Restricting access to pfSense
-
Hello,
I want to restrict access to pfSense to a specific IP address. In the Aliases section, I created a rule called Trust.
But I can't see Trust in the menu under Rules:
What is wrong?
Thank you.
-
@hack3rcon you select 'Single host or alias' and can then start typing in the name of the alias in the field to the right of it.
-
Hello @patient0,
Thank you so much for your reply.
Sorry. I don't understand what you mean. -
@hack3rcon said in Restricting access to pfSense:
Sorry. I don't understand what you mean.
https://docs.netgate.com/pfsense/en/latest/firewall/configure.html#source
As I wrote, you select 'Single host or alias' and then the field right of, in your screenshot it is greyed out ("Source Address") will not be greyed out anymore. There you can enter the name of the alias and pfSense will find it.
-
@patient0, I understand it.
I did:
But, I can access to the web panel via other clients on my network!!!
-
@hack3rcon said in Restricting access to pfSense:
But, I can access to the web panel via other clients on my network!!!

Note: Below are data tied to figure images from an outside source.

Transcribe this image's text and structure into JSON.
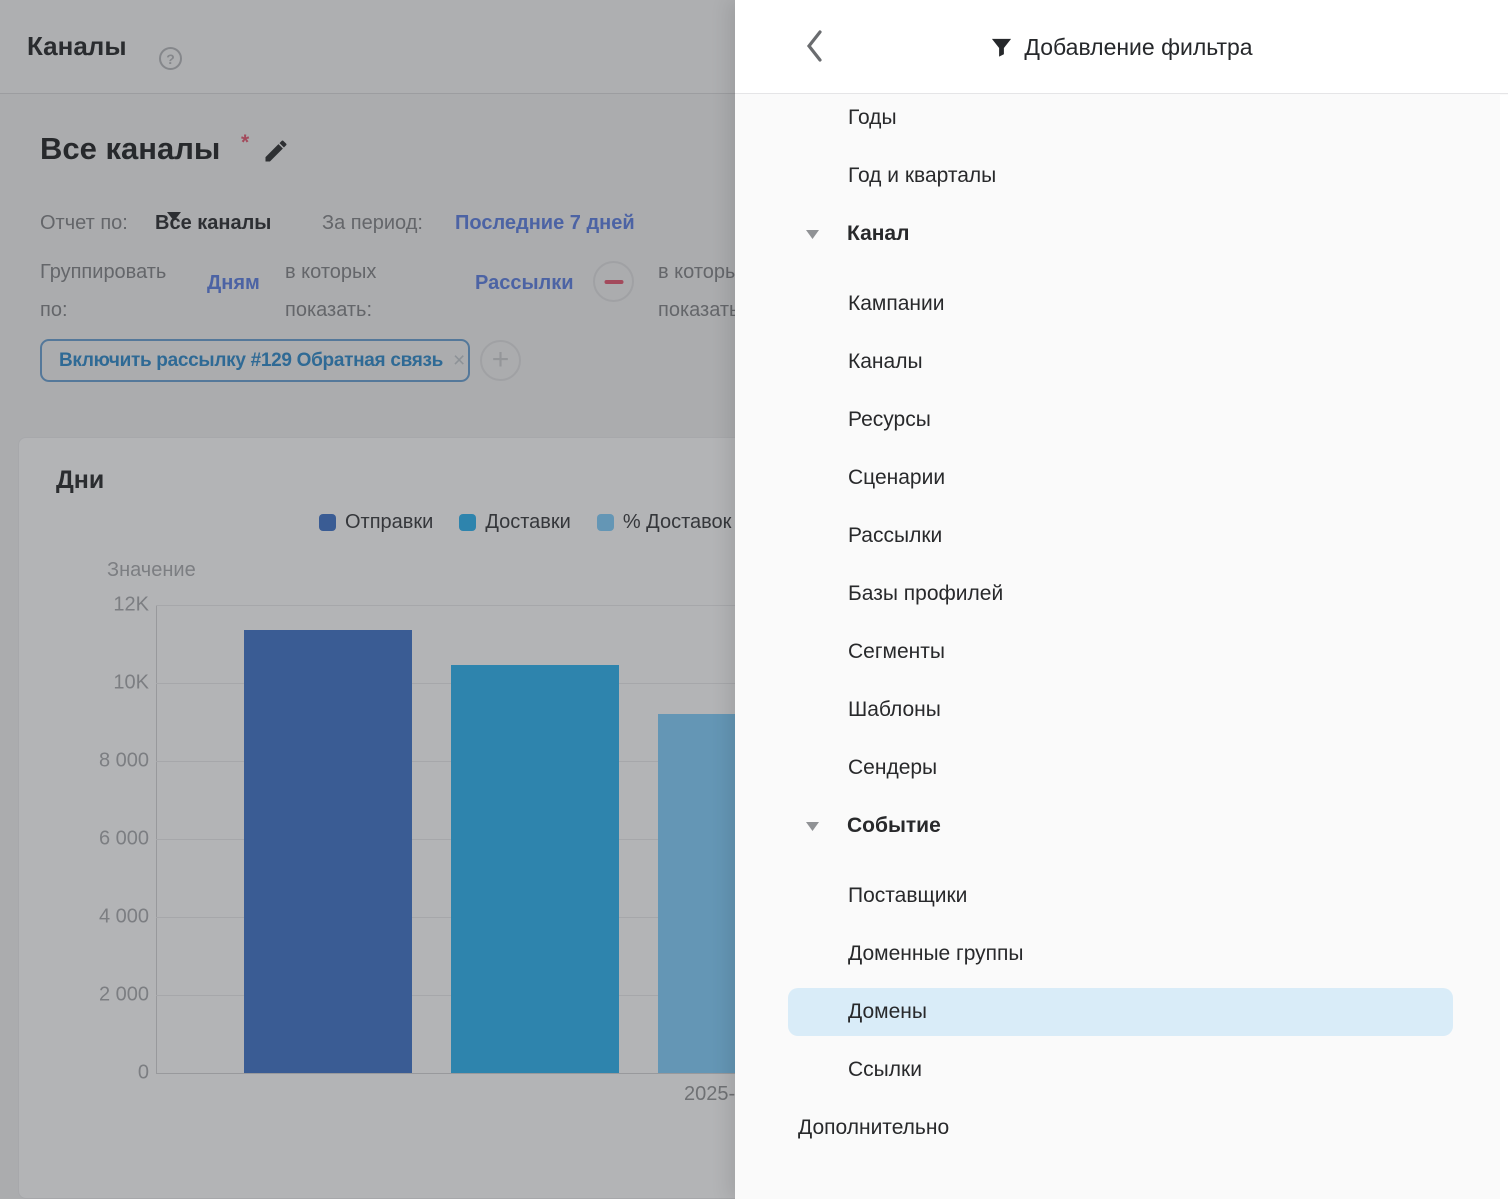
{
  "app": {
    "topbar": {
      "title": "Каналы"
    },
    "report": {
      "title": "Все каналы",
      "required_mark": "*",
      "label_report_by": "Отчет по:",
      "report_by_value": "Все каналы",
      "label_period": "За период:",
      "period_value": "Последние 7 дней",
      "label_group_by": "Группировать\nпо:",
      "group_by_value": "Дням",
      "label_show_in": "в которых\nпоказать:",
      "show_in_value": "Рассылки",
      "label_show_in_2": "в которых\nпоказать:"
    },
    "filter_chip": {
      "label": "Включить рассылку #129 Обратная связь",
      "close": "×"
    },
    "add_button": {
      "glyph": "+"
    }
  },
  "chart_data": {
    "type": "bar",
    "title": "Дни",
    "ylabel": "Значение",
    "xlabel_visible": "2025-",
    "categories": [
      "2025-"
    ],
    "series": [
      {
        "name": "Отправки",
        "color": "#3a5c94",
        "values": [
          11350
        ]
      },
      {
        "name": "Доставки",
        "color": "#2e84ad",
        "values": [
          10450
        ]
      },
      {
        "name": "% Доставок",
        "color": "#6496b5",
        "values": [
          9200
        ]
      }
    ],
    "ylim": [
      0,
      12000
    ],
    "yticks": [
      {
        "label": "12K",
        "value": 12000
      },
      {
        "label": "10K",
        "value": 10000
      },
      {
        "label": "8 000",
        "value": 8000
      },
      {
        "label": "6 000",
        "value": 6000
      },
      {
        "label": "4 000",
        "value": 4000
      },
      {
        "label": "2 000",
        "value": 2000
      },
      {
        "label": "0",
        "value": 0
      }
    ],
    "grid": true,
    "legend_position": "top"
  },
  "panel": {
    "title": "Добавление фильтра",
    "selected_color": "#d9ecf8",
    "items": [
      {
        "label": "Годы",
        "type": "item"
      },
      {
        "label": "Год и кварталы",
        "type": "item"
      },
      {
        "label": "Канал",
        "type": "group"
      },
      {
        "label": "Кампании",
        "type": "item"
      },
      {
        "label": "Каналы",
        "type": "item"
      },
      {
        "label": "Ресурсы",
        "type": "item"
      },
      {
        "label": "Сценарии",
        "type": "item"
      },
      {
        "label": "Рассылки",
        "type": "item"
      },
      {
        "label": "Базы профилей",
        "type": "item"
      },
      {
        "label": "Сегменты",
        "type": "item"
      },
      {
        "label": "Шаблоны",
        "type": "item"
      },
      {
        "label": "Сендеры",
        "type": "item"
      },
      {
        "label": "Событие",
        "type": "group"
      },
      {
        "label": "Поставщики",
        "type": "item"
      },
      {
        "label": "Доменные группы",
        "type": "item"
      },
      {
        "label": "Домены",
        "type": "item",
        "selected": true
      },
      {
        "label": "Ссылки",
        "type": "item"
      },
      {
        "label": "Дополнительно",
        "type": "section"
      }
    ]
  },
  "colors": {
    "link_blue": "#4c63a4",
    "chip_blue": "#2f6a95",
    "danger_red": "#a34a5c",
    "panel_bg": "#fafafa"
  }
}
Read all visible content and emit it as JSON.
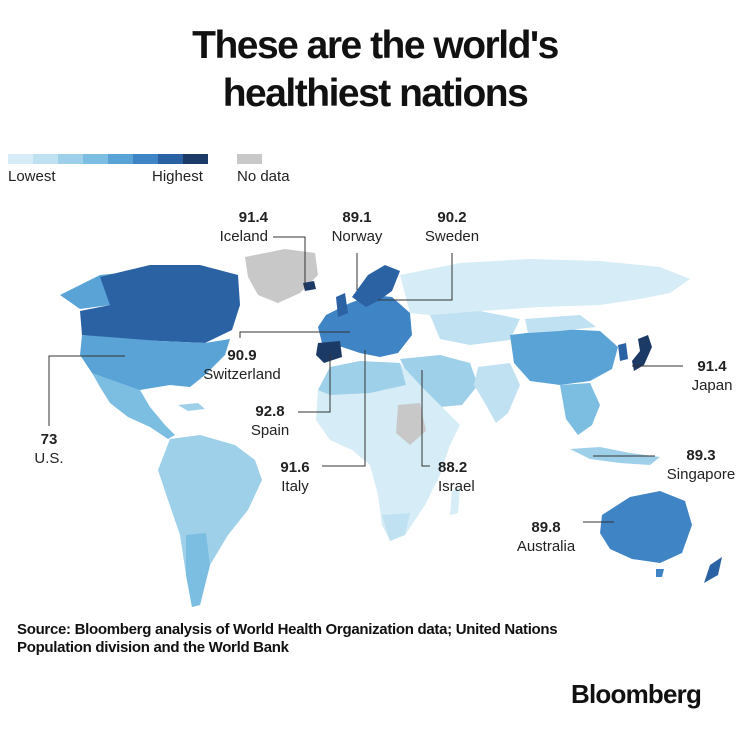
{
  "title": "These are the world's healthiest nations",
  "title_lines": [
    "These are the world's",
    "healthiest nations"
  ],
  "legend": {
    "low_label": "Lowest",
    "high_label": "Highest",
    "nodata_label": "No data",
    "scale_colors": [
      "#d6ecf6",
      "#bfe1f1",
      "#9fd0ea",
      "#7cbde2",
      "#5aa3d6",
      "#3f84c4",
      "#2b62a3",
      "#1b3a66"
    ],
    "nodata_color": "#c8c8c8"
  },
  "callouts": [
    {
      "value": "91.4",
      "country": "Iceland"
    },
    {
      "value": "89.1",
      "country": "Norway"
    },
    {
      "value": "90.2",
      "country": "Sweden"
    },
    {
      "value": "90.9",
      "country": "Switzerland"
    },
    {
      "value": "92.8",
      "country": "Spain"
    },
    {
      "value": "91.6",
      "country": "Italy"
    },
    {
      "value": "88.2",
      "country": "Israel"
    },
    {
      "value": "73",
      "country": "U.S."
    },
    {
      "value": "91.4",
      "country": "Japan"
    },
    {
      "value": "89.3",
      "country": "Singapore"
    },
    {
      "value": "89.8",
      "country": "Australia"
    }
  ],
  "source_lines": [
    "Source: Bloomberg analysis of World Health Organization data; United Nations",
    "Population division and the World Bank"
  ],
  "brand": "Bloomberg"
}
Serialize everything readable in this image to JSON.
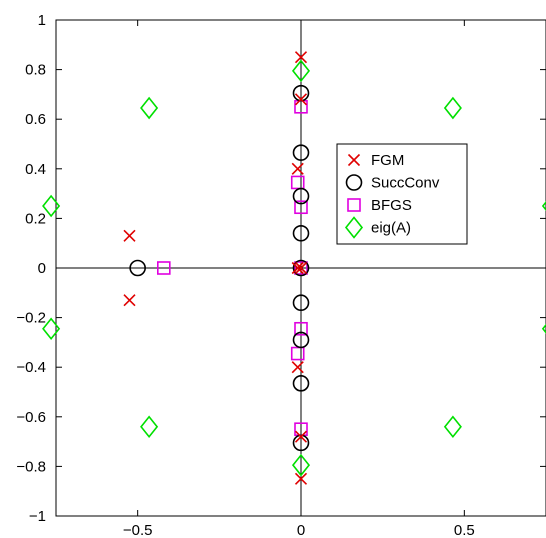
{
  "chart_data": {
    "type": "scatter",
    "title": "",
    "xlabel": "",
    "ylabel": "",
    "xlim": [
      -0.75,
      0.75
    ],
    "ylim": [
      -1,
      1
    ],
    "xticks": [
      {
        "value": -0.5,
        "label": "−0.5"
      },
      {
        "value": 0,
        "label": "0"
      },
      {
        "value": 0.5,
        "label": "0.5"
      }
    ],
    "yticks": [
      {
        "value": 1,
        "label": "1"
      },
      {
        "value": 0.8,
        "label": "0.8"
      },
      {
        "value": 0.6,
        "label": "0.6"
      },
      {
        "value": 0.4,
        "label": "0.4"
      },
      {
        "value": 0.2,
        "label": "0.2"
      },
      {
        "value": 0,
        "label": "0"
      },
      {
        "value": -0.2,
        "label": "−0.2"
      },
      {
        "value": -0.4,
        "label": "−0.4"
      },
      {
        "value": -0.6,
        "label": "−0.6"
      },
      {
        "value": -0.8,
        "label": "−0.8"
      },
      {
        "value": -1,
        "label": "−1"
      }
    ],
    "grid": false,
    "zero_axes": true,
    "legend_position": "right",
    "series": [
      {
        "name": "FGM",
        "marker": "x",
        "color": "#e00000",
        "points": [
          [
            0.0,
            0.85
          ],
          [
            0.0,
            0.68
          ],
          [
            -0.01,
            0.4
          ],
          [
            -0.525,
            0.13
          ],
          [
            -0.525,
            -0.13
          ],
          [
            -0.01,
            0.0
          ],
          [
            0.0,
            0.0
          ],
          [
            -0.01,
            -0.4
          ],
          [
            0.0,
            -0.68
          ],
          [
            0.0,
            -0.85
          ]
        ]
      },
      {
        "name": "SuccConv",
        "marker": "circle",
        "color": "#000000",
        "points": [
          [
            0.0,
            0.705
          ],
          [
            0.0,
            0.465
          ],
          [
            0.0,
            0.29
          ],
          [
            0.0,
            0.14
          ],
          [
            0.0,
            0.0
          ],
          [
            -0.5,
            0.0
          ],
          [
            0.0,
            -0.14
          ],
          [
            0.0,
            -0.29
          ],
          [
            0.0,
            -0.465
          ],
          [
            0.0,
            -0.705
          ]
        ]
      },
      {
        "name": "BFGS",
        "marker": "square",
        "color": "#e000e0",
        "points": [
          [
            0.0,
            0.65
          ],
          [
            -0.01,
            0.345
          ],
          [
            0.0,
            0.245
          ],
          [
            0.0,
            0.0
          ],
          [
            -0.42,
            0.0
          ],
          [
            0.0,
            -0.245
          ],
          [
            -0.01,
            -0.345
          ],
          [
            0.0,
            -0.65
          ]
        ]
      },
      {
        "name": "eig(A)",
        "marker": "diamond",
        "color": "#00e000",
        "points": [
          [
            0.0,
            0.795
          ],
          [
            -0.465,
            0.645
          ],
          [
            0.465,
            0.645
          ],
          [
            -0.765,
            0.25
          ],
          [
            0.765,
            0.25
          ],
          [
            -0.765,
            -0.245
          ],
          [
            0.765,
            -0.245
          ],
          [
            -0.465,
            -0.64
          ],
          [
            0.465,
            -0.64
          ],
          [
            0.0,
            -0.795
          ]
        ]
      }
    ]
  }
}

On what interface have you created these rules?
'WAN address' (destination) will not match the local network address of pfSense, only on the WAN interface. Instead of 'WAN address' you can select 'This Firewall (self)' or 'LAN address' (or whatever the interface is called that you created the rules on).
And: the second column '0/0 b' shows that none of the rules are every invoked => the have not yet matched once => are you on the correct interface?
-
@patient0 My VM only has one network card. This VM is connected to a local network and I have forwarded a public IP to it virtually through the firewall. In the Aliases section, do I need to enter the IP address of the client on the network in the IP or FQDN section?
-
My VM only has one network card.
That is not a scenario I have any knowledge of. Someone else has to help here.
-
-
@hack3rcon said in Restricting access to pfSense:
Problem solved.
Very good, and I didn't see it but you are right.
The rules are 'quick' rules, meaning the first one that matches will be executed and no further rules checked.
In the first screenshot the block rules come first and therefore the 'Trust' rules were never reached.